I'm fine with Cypress, but would like to confirm why this wood is better than Cedar. No one could tell me exactly why other than it's just better, which isn't quite what I was looking for.

Also, I'm looking for photos of shadow box fencing that is 6" wide board. I'm not a big fan of the shadow box fence but it's what our HOA requires. Anyways, I've seen some shadow box fencing that had been trimmed out on the top, sides and bottom which made it look really good. Could someone post up some photo examples so I can get some ideas of what it could look like and the proper name to call that type of fence?

Thanks in advance!


----------



## imola ghost (Aug 26, 2008)

Here is the color not the style I was going for. Is this a tinted stain/sealer that is used or what? How do I go about getting this color on a Cypress fence.


----------



## ratherbefishin' (Jun 16, 2007)

Cypress is resistant to rot, termites, and salt water, even if you don't put a finish on it. Unfinished, it turns a nice silver-gray.

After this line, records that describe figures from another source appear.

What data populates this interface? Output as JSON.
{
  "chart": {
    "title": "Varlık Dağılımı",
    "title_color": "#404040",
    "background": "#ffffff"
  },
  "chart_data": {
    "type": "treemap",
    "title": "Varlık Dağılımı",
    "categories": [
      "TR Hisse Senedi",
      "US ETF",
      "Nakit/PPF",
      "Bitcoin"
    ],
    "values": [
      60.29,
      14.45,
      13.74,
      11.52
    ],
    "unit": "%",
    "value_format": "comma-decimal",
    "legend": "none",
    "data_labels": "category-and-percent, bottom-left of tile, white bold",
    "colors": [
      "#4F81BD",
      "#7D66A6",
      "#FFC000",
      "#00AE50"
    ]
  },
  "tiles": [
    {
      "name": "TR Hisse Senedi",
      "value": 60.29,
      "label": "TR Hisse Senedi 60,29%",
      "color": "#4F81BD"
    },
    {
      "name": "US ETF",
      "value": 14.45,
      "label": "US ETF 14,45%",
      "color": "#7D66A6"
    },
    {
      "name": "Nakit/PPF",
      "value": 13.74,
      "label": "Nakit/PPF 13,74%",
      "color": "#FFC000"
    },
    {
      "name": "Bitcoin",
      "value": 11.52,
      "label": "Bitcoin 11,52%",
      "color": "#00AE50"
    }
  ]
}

Ah...picture wasn't there when I started to reply. That looks like an opaque stain to me. Natural weathering looks more silvery on cypress. 

And I'm pretty sure the wood in the picture is cedar.


----------



## imola ghost (Aug 26, 2008)

Thanks for helping me understand why Cypress is the recommended fence locally. I live about 5 minutes form the beach and we do have termites, so I can see why it's used. 

Yes, the posted picture above is cedar. But I'd like that color on Cypress, if possible by a stain and/or a tinted sealer.


----------



## ratherbefishin' (Jun 16, 2007)

You're welcome. I'm just a few blocks from the water, myself. Print that picture and take it to a paint store. It's probably a stock color. If not, they'll be able to match it for you.:thumbsup:


----------